I was stunned by how quickly the financial crisis and the beginning of the tax foreclosure crisis were gutting the city’s neighborhoods — fast enough that just a couple years’ difference in street view vintage began to capture the deterioration.
Given my mashup of the Google and Bing’s street view services, I began collecting the imagery under the name “GooBing Detroit”. In retrospect, it’s a dumber sounding title than the project probably deserved given how much value I’ve found in the imagery over the years and the reach of the images at times.
During Detroit’s bankruptcy trial, images from GooBing Detroit were presented as evidence during Dan Gilbert’s testimony (I only found out after the fact, via Twitter).
Around 2014, Google released its Street View Time Machine function and, since then, I’ve primarily relied on that for the photographs in the GooBing series. More recently, the City of Detroit launched its own street view collection project which they publish via Mapillary. It’s a wonderful project, the imagery is great, and I’ve used some of it in areas where the City of Detroit’s car has driven more recently than Google.

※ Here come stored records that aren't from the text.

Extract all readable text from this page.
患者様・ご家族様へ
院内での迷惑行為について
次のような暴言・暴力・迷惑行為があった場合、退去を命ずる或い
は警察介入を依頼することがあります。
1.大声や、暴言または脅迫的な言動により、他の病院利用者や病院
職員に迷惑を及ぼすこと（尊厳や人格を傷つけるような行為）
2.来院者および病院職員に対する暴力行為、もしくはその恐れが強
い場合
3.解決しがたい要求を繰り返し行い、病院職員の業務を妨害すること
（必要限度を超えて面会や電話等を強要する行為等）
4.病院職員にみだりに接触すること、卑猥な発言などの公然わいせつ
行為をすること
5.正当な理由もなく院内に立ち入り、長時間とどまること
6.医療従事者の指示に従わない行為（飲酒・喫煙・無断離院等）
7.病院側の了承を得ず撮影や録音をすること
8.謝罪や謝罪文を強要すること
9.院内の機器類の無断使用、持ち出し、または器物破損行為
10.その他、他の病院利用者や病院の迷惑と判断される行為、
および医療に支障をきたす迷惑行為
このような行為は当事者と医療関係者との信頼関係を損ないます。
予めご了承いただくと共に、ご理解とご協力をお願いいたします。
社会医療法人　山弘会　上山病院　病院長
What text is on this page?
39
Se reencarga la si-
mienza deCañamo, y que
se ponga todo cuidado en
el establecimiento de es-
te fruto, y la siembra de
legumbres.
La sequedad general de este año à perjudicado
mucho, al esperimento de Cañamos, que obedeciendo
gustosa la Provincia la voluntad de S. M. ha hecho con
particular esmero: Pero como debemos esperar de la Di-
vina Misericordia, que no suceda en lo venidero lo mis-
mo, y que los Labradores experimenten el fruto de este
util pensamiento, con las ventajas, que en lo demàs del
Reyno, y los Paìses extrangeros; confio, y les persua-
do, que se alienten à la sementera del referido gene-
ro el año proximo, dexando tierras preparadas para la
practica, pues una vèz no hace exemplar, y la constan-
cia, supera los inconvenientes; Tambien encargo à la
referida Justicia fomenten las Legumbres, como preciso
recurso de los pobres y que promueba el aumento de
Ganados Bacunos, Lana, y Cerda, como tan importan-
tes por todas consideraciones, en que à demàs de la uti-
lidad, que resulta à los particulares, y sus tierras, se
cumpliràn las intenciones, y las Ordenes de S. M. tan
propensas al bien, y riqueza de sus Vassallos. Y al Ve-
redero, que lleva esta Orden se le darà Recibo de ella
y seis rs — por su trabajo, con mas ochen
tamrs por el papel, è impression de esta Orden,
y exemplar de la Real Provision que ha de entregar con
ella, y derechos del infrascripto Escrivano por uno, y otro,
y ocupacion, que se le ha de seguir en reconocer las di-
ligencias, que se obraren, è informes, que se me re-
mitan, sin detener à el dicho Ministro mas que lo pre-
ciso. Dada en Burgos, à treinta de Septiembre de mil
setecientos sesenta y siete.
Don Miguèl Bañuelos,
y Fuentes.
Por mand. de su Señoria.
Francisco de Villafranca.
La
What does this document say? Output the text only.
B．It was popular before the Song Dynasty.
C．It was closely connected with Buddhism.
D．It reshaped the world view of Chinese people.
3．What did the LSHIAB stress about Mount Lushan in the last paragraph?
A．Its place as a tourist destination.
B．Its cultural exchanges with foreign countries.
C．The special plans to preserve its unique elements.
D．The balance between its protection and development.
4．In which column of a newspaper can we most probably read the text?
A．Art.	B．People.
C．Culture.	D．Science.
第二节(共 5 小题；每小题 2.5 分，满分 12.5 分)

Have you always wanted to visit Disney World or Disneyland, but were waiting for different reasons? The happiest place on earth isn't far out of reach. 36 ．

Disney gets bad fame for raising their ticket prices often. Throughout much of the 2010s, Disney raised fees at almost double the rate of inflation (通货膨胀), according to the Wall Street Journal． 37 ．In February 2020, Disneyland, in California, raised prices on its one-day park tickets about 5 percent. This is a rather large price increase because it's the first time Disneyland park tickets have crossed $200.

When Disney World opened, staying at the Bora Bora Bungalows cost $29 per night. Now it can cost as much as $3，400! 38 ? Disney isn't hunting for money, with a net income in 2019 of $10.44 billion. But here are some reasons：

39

Though it’s less present today, there has been sensitivity and criticism in recent years for photography of Detroit’s contemporary decline. The term “ruin porn” can make anyone looking at images like that of GooBing Detroit feel like they’re doing something wrong. Contextless gawking at the city’s difficulties is cringeworthy, no doubt. But I think that any honest curiosity and interest in learning about what’s happened in Detroit, and what it can teach us about the rest of the country, has to start with, to paraphrase my friend Chuck Marohn of Strong Towns says, “humility and observation.”